Click to See Complete Forum and Search --> : Word replacement in a large group of files


Fryguy8
01-07-2005, 01:29 AM
Say i've got a LARGE amount of files in a directory structure, and I want to replace every instance of the word "hello" with "goodbye". What's the easiest way to do this?

DrChuck
01-07-2005, 08:25 AM
For each text file, I would suggest a "sed" filter to do the replacement. To decend through a directory tree, you could wrap a bash script around this, using pushd and popd to move thru the subdirectories. Here is an example from my collection:
BEGIN CODE
---------------------------
#!/bin/bash
down_1_level ()
{
# this function is called recursively to decend through a directory tree
list=( `ls` ) # note - `ls` does not handle spaces in file names
for name in ${list[@]}; do
if [ -d $name ]; then #test for directories
pushd $name &> /dev/null # push $PWD to the stack, and enter directory $name
echo "push "$PWD
down_1_level # repeat on the current directory
popd &> /dev/null # pop the previous directory off the stack
echo "pop "$PWD
elif [ -f $name ]; then # test for regular files
echo "file "$name
# sed filter goes here
else
echo "D_OH!"
fi
done
}
down_1_level
exit
---------------------------
END CODE

Hope this helps,

Fryguy8
01-07-2005, 12:47 PM
would something like


grep -ril [keyword] * | xargs <sed command>


work?

ph34r
01-07-2005, 01:14 PM
for i in `ls -1`
do
cat $i | sed s/hello/goodbye/g > $i-fixed
done

bwkaz
01-07-2005, 08:19 PM
Originally posted by ph34r
for i in `ls -1` As long as no filenames have spaces in them... Come to think of it, I believe xargs will also break if filenames have spaces (but if not, then it will break if they have newlines, which are also valid characters in filenames).

Try this instead:

find . -type f -exec sed -i.bak s/hello/goodbye/g {} \;

Handles spaces in filenames with ease. ;) You have to have GNU sed 4.0 or higher for the -i.bak part to work, though. (It does in-place substitution, after copying the original file to <filename>.bak as a backup.) If you have GNU sed 3.x, or non-GNU sed, then you'll have to do some magic escaping for the sed command to redirect its output, but it is possible.

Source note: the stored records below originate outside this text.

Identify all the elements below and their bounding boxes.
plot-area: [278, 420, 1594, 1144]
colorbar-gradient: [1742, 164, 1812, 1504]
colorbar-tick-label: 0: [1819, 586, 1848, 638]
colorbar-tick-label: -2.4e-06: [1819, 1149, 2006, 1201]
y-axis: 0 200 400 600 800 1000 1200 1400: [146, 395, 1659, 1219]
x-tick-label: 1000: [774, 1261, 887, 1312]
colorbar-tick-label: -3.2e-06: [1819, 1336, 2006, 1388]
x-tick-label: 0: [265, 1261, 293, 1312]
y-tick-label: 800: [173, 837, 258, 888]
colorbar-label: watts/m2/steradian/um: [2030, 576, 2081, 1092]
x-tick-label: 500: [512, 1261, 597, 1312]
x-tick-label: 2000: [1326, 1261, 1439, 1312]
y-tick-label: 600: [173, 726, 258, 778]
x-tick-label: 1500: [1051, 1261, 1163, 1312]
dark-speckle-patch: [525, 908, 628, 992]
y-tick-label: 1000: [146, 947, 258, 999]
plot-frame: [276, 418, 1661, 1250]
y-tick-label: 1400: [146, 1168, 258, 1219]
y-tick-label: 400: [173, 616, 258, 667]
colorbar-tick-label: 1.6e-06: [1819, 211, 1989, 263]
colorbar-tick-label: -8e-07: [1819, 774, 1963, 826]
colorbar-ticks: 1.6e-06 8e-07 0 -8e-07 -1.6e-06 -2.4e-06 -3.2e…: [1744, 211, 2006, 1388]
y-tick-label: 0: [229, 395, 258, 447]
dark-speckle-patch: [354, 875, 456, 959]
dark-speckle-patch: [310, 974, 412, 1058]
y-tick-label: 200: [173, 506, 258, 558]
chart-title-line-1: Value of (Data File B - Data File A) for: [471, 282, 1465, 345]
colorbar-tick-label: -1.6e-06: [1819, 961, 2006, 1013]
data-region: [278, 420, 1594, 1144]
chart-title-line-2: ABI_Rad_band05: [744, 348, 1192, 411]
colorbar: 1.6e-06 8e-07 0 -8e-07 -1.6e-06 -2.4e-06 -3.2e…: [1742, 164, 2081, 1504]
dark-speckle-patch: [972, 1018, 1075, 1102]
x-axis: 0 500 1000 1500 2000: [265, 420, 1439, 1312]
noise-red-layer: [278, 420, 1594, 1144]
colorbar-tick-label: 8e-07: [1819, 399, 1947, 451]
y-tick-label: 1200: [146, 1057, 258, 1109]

find is also recursive by default, so no messy huge bash scripts. :p

pickarooney
01-08-2005, 07:37 AM
Originally posted by ph34r
for i in `ls -1`
do
cat $i | sed s/hello/goodbye/g > $i-fixed
done

ls -1|while read i
do
cat "$i" | sed s/hello/goodbye/g > "$i"-fixed
done

should avoid problems with spaces

bwkaz
01-08-2005, 10:53 AM
Originally posted by pickarooney
should avoid problems with spaces But not newlines, which are legal in filenames also.

EVERYTHING except forward slash (/) and the byte with value 0 is legal in a filename.

pickarooney
01-10-2005, 03:41 PM
Just out of curiosity, how would a filename with a newline display when you list its parent directory or look at in in konqueror?

bwkaz
01-10-2005, 08:13 PM
Like this:

$ touch 'test
> file'
$ ls
test?file which won't work in your loop. But it also depends on the options you give to ls, and your version of that utility. It has a -q option, which the manpage says is "allowed to be the default option when outputting to a terminal" in POSIX mode (but is always the default in GNU ls). Of course, when piping the output into a loop, it's not outputting to a terminal, so that may not be the default (I think that it is, however). There is also a -b option (with a few GNU long option equivalents), which tells it to output non-graphic characters as escapes. That does this:

$ ls -b
test\nfile (which still won't work in the loop). There is also a -Q option, which does this:

$ ls -Q
"test\nfile" which also won't work (the \n can't be in there, it has to be an actual newline). There is also a --quoting-style long option, which when set to "shell" or "shell-always" sounds like it might work, except:

$ ls --quoting-style=shell
'test?file'
$ ls --quoting-style=shell-always
'test?file' so nope.

In short: None of these options work. You need to either use find, or use a loop constructed like:

for file in * ; do
# stuff...
done if you don't want it to be recursive.